Проблема системы видеонаблюдения в том, что камеры в прямом смысле не работают — они просто не подключены. А кроме того, их распределение неравномерно. В той же Тюмени кучу камер установили в центре города, а на весь район Лесобазы, где произошло похищение детей, всего две штуки. Если бы их было много, какая-нибудь из них могла зафиксировать преступника.

Но, конечно, еще очень важно, чтобы сотрудники полиции ответственно выполняли свою работу. Нельзя рассчитывать только на камеры. Например, тело Насти Муравьевой и предполагаемого убийцу нашли только после приезда Евгения Корчевского, который занимался ангарским маньяком. Он, видимо, иначе организовал рабочий процесс, и все удалось сделать.

— Возможно, вы с экспертами как-то затрагивали вопрос развития технологий следствия за рубежом. Применяются ли там какие-то методы, которые в России тоже могли бы взять на вооружение?

— В каждой стране устроено по-разному. Я, например, некоторое время жила во Франции, и однажды там пропал ребенок. Федеральные каналы несколько дней организовывали прямые включения с места пропажи. Вся страна знала, что пропал ребенок, его искали все. Конечно, Франция не такая большая страна, как Россия. Но все же это довольно крупное государство. Когда пропала Настя Муравьева, естественно, в Тюмени об этом писали и все знали. Но за ее пределами такой огласки не было.
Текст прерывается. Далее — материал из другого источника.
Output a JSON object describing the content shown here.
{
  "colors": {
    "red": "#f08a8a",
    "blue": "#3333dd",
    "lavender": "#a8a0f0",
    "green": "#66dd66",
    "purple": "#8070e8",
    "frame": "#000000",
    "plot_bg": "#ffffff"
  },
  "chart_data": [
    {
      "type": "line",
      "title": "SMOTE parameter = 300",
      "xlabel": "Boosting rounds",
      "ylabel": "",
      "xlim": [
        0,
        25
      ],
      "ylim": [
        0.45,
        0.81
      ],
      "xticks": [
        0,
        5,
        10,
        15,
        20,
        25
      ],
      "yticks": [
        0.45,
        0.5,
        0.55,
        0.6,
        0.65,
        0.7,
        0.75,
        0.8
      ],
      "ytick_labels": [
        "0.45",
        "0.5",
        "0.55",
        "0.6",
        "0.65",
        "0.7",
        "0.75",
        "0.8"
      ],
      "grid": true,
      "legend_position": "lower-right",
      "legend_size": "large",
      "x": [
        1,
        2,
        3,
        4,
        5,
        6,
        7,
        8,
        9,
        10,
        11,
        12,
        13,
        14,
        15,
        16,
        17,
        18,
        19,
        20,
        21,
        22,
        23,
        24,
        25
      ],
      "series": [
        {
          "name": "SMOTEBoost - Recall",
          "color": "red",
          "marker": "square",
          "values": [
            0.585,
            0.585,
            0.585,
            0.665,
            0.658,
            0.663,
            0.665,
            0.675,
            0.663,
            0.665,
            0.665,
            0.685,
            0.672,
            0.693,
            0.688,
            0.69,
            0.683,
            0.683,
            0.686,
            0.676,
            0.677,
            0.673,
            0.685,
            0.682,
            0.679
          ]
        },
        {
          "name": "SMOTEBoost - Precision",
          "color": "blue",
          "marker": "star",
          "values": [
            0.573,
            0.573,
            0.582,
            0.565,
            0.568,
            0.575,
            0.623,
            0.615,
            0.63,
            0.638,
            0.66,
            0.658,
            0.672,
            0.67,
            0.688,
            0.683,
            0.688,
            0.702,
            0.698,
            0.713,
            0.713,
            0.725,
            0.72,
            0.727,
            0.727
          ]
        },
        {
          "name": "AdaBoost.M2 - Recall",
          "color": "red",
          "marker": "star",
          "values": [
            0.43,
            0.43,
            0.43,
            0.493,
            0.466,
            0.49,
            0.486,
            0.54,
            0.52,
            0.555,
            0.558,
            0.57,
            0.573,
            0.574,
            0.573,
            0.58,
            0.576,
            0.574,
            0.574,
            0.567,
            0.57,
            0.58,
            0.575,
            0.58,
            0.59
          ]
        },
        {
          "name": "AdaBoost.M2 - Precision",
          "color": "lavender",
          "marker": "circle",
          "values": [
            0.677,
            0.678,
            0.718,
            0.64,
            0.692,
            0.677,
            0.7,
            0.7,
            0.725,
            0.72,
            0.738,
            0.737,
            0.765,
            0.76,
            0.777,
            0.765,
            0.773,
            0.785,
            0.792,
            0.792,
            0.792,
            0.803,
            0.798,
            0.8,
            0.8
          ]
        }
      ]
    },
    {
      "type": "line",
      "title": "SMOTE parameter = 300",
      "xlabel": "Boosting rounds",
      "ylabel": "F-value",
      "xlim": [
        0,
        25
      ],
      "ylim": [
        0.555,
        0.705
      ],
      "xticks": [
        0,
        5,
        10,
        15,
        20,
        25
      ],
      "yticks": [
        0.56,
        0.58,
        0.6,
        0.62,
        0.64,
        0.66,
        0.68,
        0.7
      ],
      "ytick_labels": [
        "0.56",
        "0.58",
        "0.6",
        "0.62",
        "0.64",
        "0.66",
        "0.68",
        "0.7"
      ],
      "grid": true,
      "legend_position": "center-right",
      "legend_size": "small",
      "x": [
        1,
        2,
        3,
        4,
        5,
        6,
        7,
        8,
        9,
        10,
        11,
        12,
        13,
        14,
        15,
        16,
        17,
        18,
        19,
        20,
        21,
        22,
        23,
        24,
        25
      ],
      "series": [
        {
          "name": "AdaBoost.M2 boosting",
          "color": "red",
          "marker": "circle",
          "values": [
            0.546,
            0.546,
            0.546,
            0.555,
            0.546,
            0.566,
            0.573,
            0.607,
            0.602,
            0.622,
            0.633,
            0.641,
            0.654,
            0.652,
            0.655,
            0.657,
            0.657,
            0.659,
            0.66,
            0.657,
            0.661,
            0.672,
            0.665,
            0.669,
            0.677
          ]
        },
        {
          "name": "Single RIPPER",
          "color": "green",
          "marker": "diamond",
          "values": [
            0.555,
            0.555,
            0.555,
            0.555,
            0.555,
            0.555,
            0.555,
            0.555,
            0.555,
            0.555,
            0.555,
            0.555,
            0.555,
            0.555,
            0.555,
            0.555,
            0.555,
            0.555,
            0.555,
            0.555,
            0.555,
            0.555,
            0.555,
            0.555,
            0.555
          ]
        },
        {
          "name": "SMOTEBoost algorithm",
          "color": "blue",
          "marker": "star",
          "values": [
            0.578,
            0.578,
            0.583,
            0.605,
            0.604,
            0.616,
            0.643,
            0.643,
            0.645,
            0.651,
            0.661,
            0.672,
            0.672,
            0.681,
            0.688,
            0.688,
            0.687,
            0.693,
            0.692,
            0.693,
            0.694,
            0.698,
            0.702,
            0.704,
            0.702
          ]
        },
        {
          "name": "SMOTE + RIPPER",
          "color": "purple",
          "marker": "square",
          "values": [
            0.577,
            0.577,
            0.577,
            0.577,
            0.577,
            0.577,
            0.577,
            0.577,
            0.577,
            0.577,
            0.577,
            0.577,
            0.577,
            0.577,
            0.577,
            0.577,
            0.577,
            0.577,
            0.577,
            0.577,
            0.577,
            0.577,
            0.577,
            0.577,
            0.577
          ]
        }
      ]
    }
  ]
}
Кроме того, есть история про ФБР и отдел бихевиористики, по которой снят сериал «Охотники за разумом». Они разработали схемы и алгоритмы поиска преступников, которые известны во всем мире, в том числе и в России. Благодаря этим алгоритмам можно составить хотя бы примерный портрет предполагаемоего преступника. Конечно, в ходе добавления новых деталей он может кардинально измениться, но самое главное — есть хотя бы то, от чего можно оттолкнуться. Но чтобы все это собрать, нужно потратить много времени и не по разу опросить людей. У наших сотрудников времени на это нет.

— Что должно измениться, чтобы российское следствие начало работать эффективнее?

— Можно, конечно, говорить, что всему виной наша ментальность, что все безразличны друг другу и могут пройти мимо преступления. Но в других странах тоже далеко не все идеальные — везде очень много плохих людей и так же много хороших.

Пока не изменится в целом наша система, ничего у нас в следствии не поменяется. Пока сотрудники не начнут качественно выполнять свою работу, все останется как было. Пока они не будут задавать правильно поставленные вопросы людям, последние будут молчать.